Matthew D. Lane, 20, of Sterling, Mass., was sentenced by U.S. District Court Judge Margaret R. Guzman to four years in prison, three years of supervised release, a fine of $25,000, restitution of $14,075,540.58 and forfeiture. In June 2024, Lane pleaded guilty to cyber extortion conspiracy, cyber extortion, unauthorized access to protected computers and aggravated identity theft.
Lane was sentenced in connection with two separate cyber extortion incidents. Between April and May 2024, Lane agreed with others to extort a $200,000 ransom payment from a telecommunications company by threatening to publicly disseminate data that had previously been stolen from the company's computer network. When the victim company questioned whether a ransom payment would in fact end the threat of its customer data being leaked, Lane responded, "We are the only ones with a copy of this data now. Stop this nonsense [or] your executives and employees will see the same fate . . . . Make the correct decision and pay the ransom.
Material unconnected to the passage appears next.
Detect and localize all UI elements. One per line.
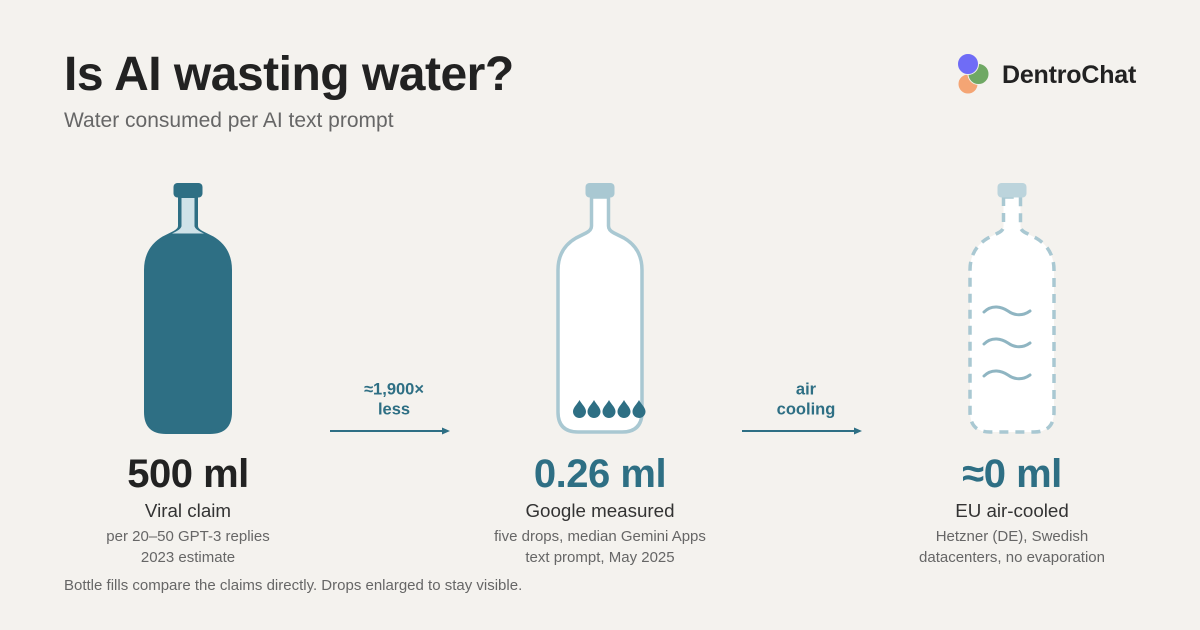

If you keep stalling, it will be leaked."
Between August and December 2024, Lane used stolen login credentials to access the computer network of a second victim company - a software and cloud storage company that served school systems in the United States, Canada and elsewhere. Lane caused personally identifying information of students and teachers stored on that company's networks to be transferred to a computer server Lane leased in Ukraine. Later, the second victim company and others received threats that the names, email addresses, phone numbers, Social Security numbers, dates of birth, medical information, residential addresses, parent and guardian information, and passwords, among other data, of more than 60 million students and 10 million teachers would be "leak[ed] . . . worldwide" if the company did not pay a ransom of approximately $2.85 million in Bitcoin.
U.S. Attorney Leah B. Foley and Ted E. Docks, Special Agent in Charge of the Federal Bureau of Investigation, Boston Division made the announcement. The Assumption University Police Department provided valuable assistance. Assistant U.S. Attorney Kristen A. Kearney of the Securities, Financial & Cyber Fraud Unit prosecuted the case.